Я оставляю в стороне военную сторону вопроса. Господин Солсбери отлично понимает, какие новые трудности потянул бы за собой новый фронт. Я оставляю в стороне и моральную сторону этих высказываний: никогда еще осквернители могил не шли на это дело с Библией в руках. Я хочу подойти к вопросу с точки зрения практической. Есть ли у господина Солсбери сомнения в том, что на Крестовском острове или в Новой Деревне не появился бы ленинградский Бабий Яр? Что касается ленинградцев, то мы не сомневались в том, что такой Бабий Яр появился бы сразу после праздничного банкета фашистов в «Астории». Больше того, я лично не сомневаюсь, что в случае победы фашизм обязательно пересек бы и Атлантический океан, и был бы нью-йоркский Бабий Яр, и чикагский Бабий Яр, с той лишь разницей, что по соседству с этими американскими Бабьими Ярами фашисты оставили бы коттеджи для летописцев, прославляющих «милости» победителей и бодрый труд во славу мирового Бабьего Яра.
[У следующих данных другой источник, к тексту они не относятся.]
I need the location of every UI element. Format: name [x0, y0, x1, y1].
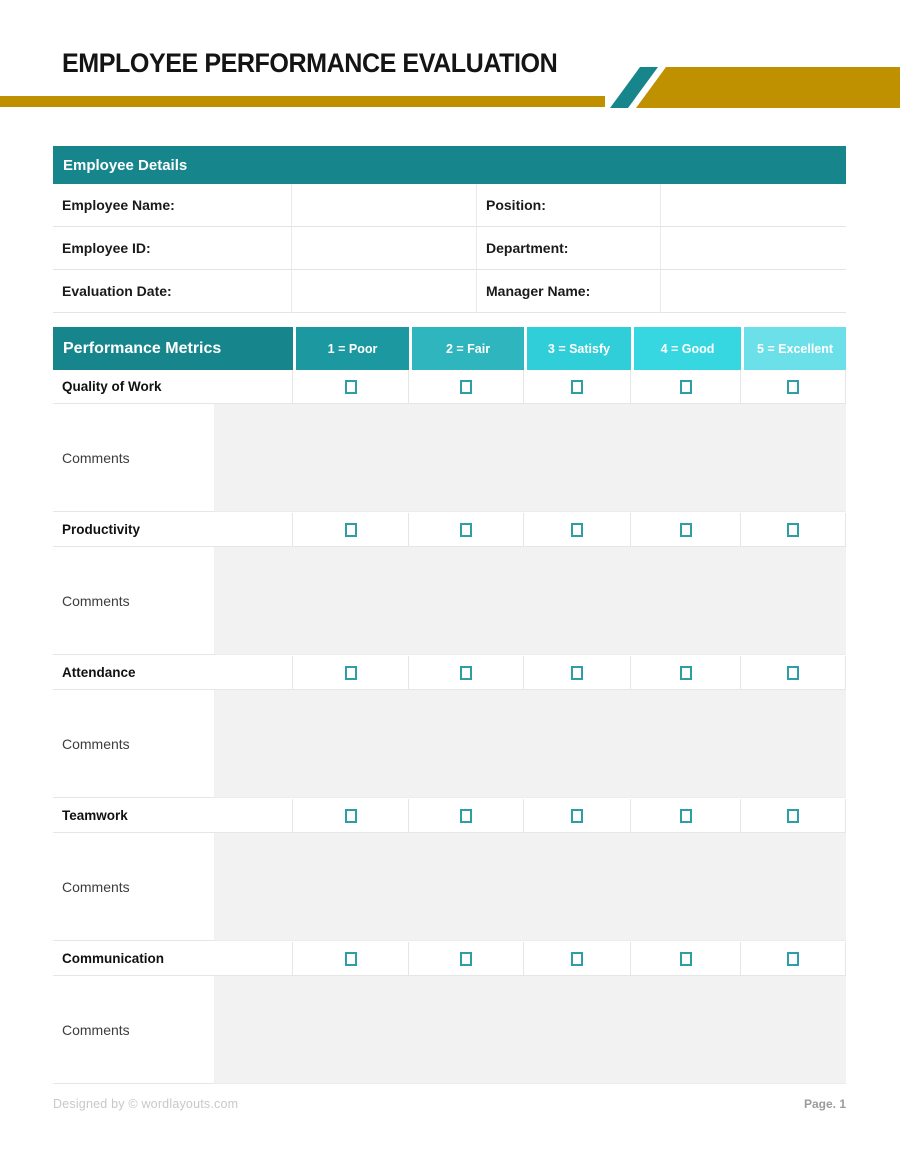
rating-header-excellent: 5 = Excellent [741, 327, 846, 370]
metric-label: Quality of Work [53, 370, 293, 403]
employee-details-section [53, 146, 846, 313]
checkbox-cell [409, 513, 524, 546]
attendance-poor-checkbox[interactable] [345, 666, 357, 680]
checkbox-cell [524, 513, 631, 546]
checkbox-cell [293, 656, 409, 689]
checkbox-cell [409, 799, 524, 832]
metrics-header-row [53, 327, 846, 370]
attendance-satisfy-checkbox[interactable] [571, 666, 583, 680]
checkbox-cell [631, 656, 741, 689]
comments-label: Comments [53, 833, 215, 941]
checkbox-cell [631, 942, 741, 975]
attendance-excellent-checkbox[interactable] [787, 666, 799, 680]
quality-poor-checkbox[interactable] [345, 380, 357, 394]
productivity-comments-area[interactable] [215, 547, 846, 655]
metric-label: Productivity [53, 513, 293, 546]
communication-excellent-checkbox[interactable] [787, 952, 799, 966]
footer-page-number: Page. 1 [803, 1097, 846, 1111]
position-field[interactable] [661, 184, 846, 227]
teamwork-excellent-checkbox[interactable] [787, 809, 799, 823]
productivity-poor-checkbox[interactable] [345, 523, 357, 537]
gold-bar-block [630, 67, 900, 108]
checkbox-cell [293, 513, 409, 546]
checkbox-cell [631, 799, 741, 832]
productivity-good-checkbox[interactable] [680, 523, 692, 537]
rating-header-poor: 1 = Poor [293, 327, 409, 370]
teamwork-fair-checkbox[interactable] [460, 809, 472, 823]
rating-header-satisfy: 3 = Satisfy [524, 327, 631, 370]
page-title: EMPLOYEE PERFORMANCE EVALUATION [62, 48, 558, 78]
checkbox-cell [409, 942, 524, 975]
attendance-good-checkbox[interactable] [680, 666, 692, 680]
metric-label: Communication [53, 942, 293, 975]
metric-label: Attendance [53, 656, 293, 689]
metric-row-teamwork [53, 799, 846, 833]
manager-name-field[interactable] [661, 270, 846, 313]
checkbox-cell [631, 370, 741, 403]
checkbox-cell [524, 942, 631, 975]
checkbox-cell [293, 370, 409, 403]
employee-id-label: Employee ID: [53, 227, 292, 270]
communication-satisfy-checkbox[interactable] [571, 952, 583, 966]
comments-row-productivity [53, 547, 846, 655]
quality-excellent-checkbox[interactable] [787, 380, 799, 394]
checkbox-cell [741, 799, 846, 832]
comments-row-teamwork [53, 833, 846, 941]
communication-comments-area[interactable] [215, 976, 846, 1084]
rating-header-good: 4 = Good [631, 327, 741, 370]
quality-good-checkbox[interactable] [680, 380, 692, 394]
checkbox-cell [741, 656, 846, 689]
position-label: Position: [477, 184, 661, 227]
checkbox-cell [741, 370, 846, 403]
metric-row-quality-of-work [53, 370, 846, 404]
teamwork-good-checkbox[interactable] [680, 809, 692, 823]
evaluation-date-label: Evaluation Date: [53, 270, 292, 313]
productivity-excellent-checkbox[interactable] [787, 523, 799, 537]
comments-row-quality-of-work [53, 404, 846, 512]
employee-name-field[interactable] [292, 184, 477, 227]
attendance-fair-checkbox[interactable] [460, 666, 472, 680]
employee-details-header-label: Employee Details [63, 156, 188, 174]
communication-poor-checkbox[interactable] [345, 952, 357, 966]
productivity-fair-checkbox[interactable] [460, 523, 472, 537]
comments-label: Comments [53, 547, 215, 655]
checkbox-cell [409, 656, 524, 689]
teamwork-satisfy-checkbox[interactable] [571, 809, 583, 823]
comments-label: Comments [53, 690, 215, 798]
comments-row-communication [53, 976, 846, 1084]
metric-row-communication [53, 942, 846, 976]
checkbox-cell [631, 513, 741, 546]
quality-comments-area[interactable] [215, 404, 846, 512]
employee-details-table [53, 184, 846, 313]
employee-details-header [53, 146, 846, 184]
checkbox-cell [524, 799, 631, 832]
page-footer [53, 1097, 846, 1111]
employee-id-field[interactable] [292, 227, 477, 270]
communication-fair-checkbox[interactable] [460, 952, 472, 966]
footer-credit: Designed by © wordlayouts.com [53, 1097, 239, 1111]
evaluation-date-field[interactable] [292, 270, 477, 313]
checkbox-cell [293, 799, 409, 832]
performance-metrics-section [53, 327, 846, 1085]
checkbox-cell [524, 370, 631, 403]
communication-good-checkbox[interactable] [680, 952, 692, 966]
quality-fair-checkbox[interactable] [460, 380, 472, 394]
comments-label: Comments [53, 404, 215, 512]
manager-name-label: Manager Name: [477, 270, 661, 313]
comments-row-attendance [53, 690, 846, 798]
checkbox-cell [741, 942, 846, 975]
department-field[interactable] [661, 227, 846, 270]
checkbox-cell [409, 370, 524, 403]
gold-bar-thin [0, 96, 605, 107]
metric-row-productivity [53, 513, 846, 547]
checkbox-cell [524, 656, 631, 689]
productivity-satisfy-checkbox[interactable] [571, 523, 583, 537]
checkbox-cell [293, 942, 409, 975]
quality-satisfy-checkbox[interactable] [571, 380, 583, 394]
metric-label: Teamwork [53, 799, 293, 832]
attendance-comments-area[interactable] [215, 690, 846, 798]
metric-row-attendance [53, 656, 846, 690]
rating-header-fair: 2 = Fair [409, 327, 524, 370]
checkbox-cell [741, 513, 846, 546]
teamwork-poor-checkbox[interactable] [345, 809, 357, 823]
department-label: Department: [477, 227, 661, 270]
performance-metrics-header: Performance Metrics [53, 327, 293, 370]
teamwork-comments-area[interactable] [215, 833, 846, 941]
comments-label: Comments [53, 976, 215, 1084]
employee-name-label: Employee Name: [53, 184, 292, 227]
На следующий день я был у Ани. Я нашел ее в бомбоубежище, довольно чисто убранном и не очень холодном, в котором было полно ребятишек самого разного возраста. Кроме детей, в подвале было и много взрослых.
Не знаю, удивлю ли я читателей, если скажу, что это была не единственная подвальная школа в Ленинграде. Но эта была первая такая школа, которую я видел своими глазами.
Был урок арифметики для младших школьников, а потом урок алгебры для больших детей. Но маленькие слушали и урок алгебры тоже.